The Tragedy of Being a Girl in India
It is said that India is the ‘most dangerous country in the world in which to be a girl’. A controversial United Nations finding based on a range of distressing social statistics rooted in gender and caste prejudice, much of which can be traced back to 18th century colonialism and the destructive ‘divide and rule’ methodology employed by the British.
Throughout the country and up and down the class-caste ladder the joy of parenthood is conditioned by the gender of the child. If a boy is born, delight amongst the family; if it’s a girl, anxiety and disappointment. The sole reason for this is economic; when girls marry (around 70% of marriages are still arranged in India), the family of the bride is expected to pay a sum of money to the groom’s family – whether they can afford it or not. This is the infamous dowry system, a corrupted illegal method of financial exploitation and violence that, like much else in this extraordinary country, is sanctified by the waters of tradition and culture (a manipulated term often employed to maintain prejudicial social conditioning and resist change), which was banned by the Indian government in 1961. And yet, like so many liberal legislative statements of intent, the system continues unabated. ‘The Dowry Prohibition Act’ which makes clear that anyone giving or receiving a dowry faces five years in prison and a hefty fine, remains unenforced. In 1986 an amendment was added stating that any death of or violence to a wife within the first seven years of marriage would be treated as dowry violence. Indifference, apathy and corruption dog all areas of the many and varied government departments and offices; people have no faith in the police or the judicial system, resulting in the vast majority of dowry crimes, as with all crimes against women, going unreported.
Corrupt Colonial roots
When the British were enthroned in India they enacted various rules to control and divide the people. Two of these legislative tools of repression sit at the poisonous root of the dowry system and gender abuse more widely. In 1793 The British Governor General, Lord Cornwallis introduced ‘The Permanent Settlement of Bengal’, one law of many known collectively as the Cornwallis Code. In the affected states it provided a means of collecting revenue and enabled in many cases for the first time the private ownership and commodification of land (“Notionally, the land belonged to the king and no one could be evicted from it, states Veena Talwar Oldenburg in Dowry Murder: The Imperial Origins of a Cultural Crime), which the British hoped would encourage good husbandry amongst landlords and strengthen the perilous agrarian economy. However, social division was reinforced, peasants who were at the mercy of landlords were ill-treated and exploited, land ownership became hereditary and therefore exclusive, the payment of tax mandatory, irrespective of feast or famine. Before this unjust law, the nations rulers would allow 10% tax revenue to be retained by the village official (Panchayat) who would use the money for the benefit of the villagers. The village “functioned on a system of reciprocity which operated like a social glue. After this changeover [imposed by Britain], a brother was no longer willing to share with a brother.” Divide and rule!

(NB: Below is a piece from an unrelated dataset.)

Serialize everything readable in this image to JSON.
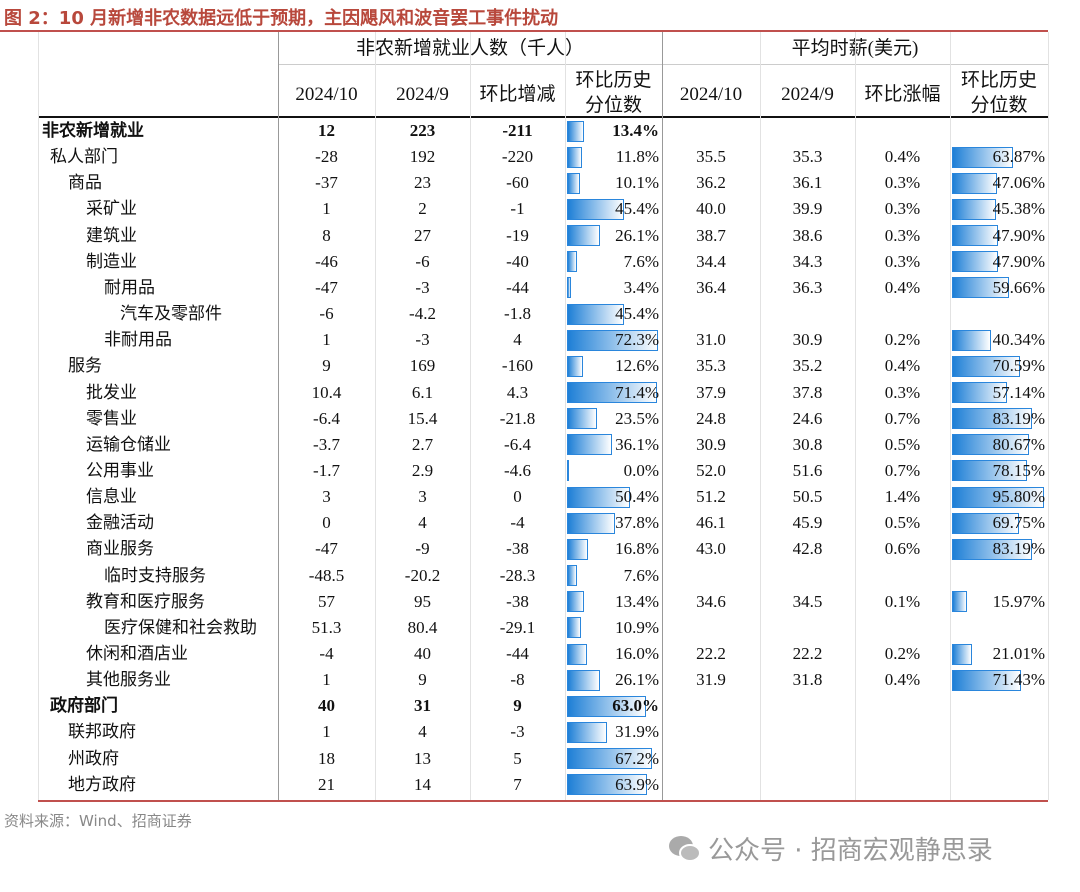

At the same time, British shortsightedness, greed and societal ignorance allowed a law to be introduced prohibiting women to own land and property. Giving men exclusive land and property rights as well as responsibility for tax/revenue collection created acute gender imbalance, marginalized women and set the Indian male up as the dominant legal and indeed social subject, creating the patriarchal country we see today.
This was the hammer-blow for women. In pre-colonial times they had been partners in landholding arrangements and – as perhaps one might expect – were the ones who chose their husband, received and kept the dowry payments – described “in the 1870s as a collection of voluntary gifts comprising clothes, jewellery, household goods and cash bestowed on the bride by family and friends at the time of the girl’s wedding.” This provided financial independence for women as well as a greater degree of social equality. With the changes in property rights, girls and women – future wives – were seen by men and their families as potential income; greed and social division was created; boys became a financial asset, girls an economic liability. “The newly enhanced worth of sons saw families demanding cash, jewellery or expensive consumer durables and the situation has steadily worsened,“ Veena Talwar makes clear.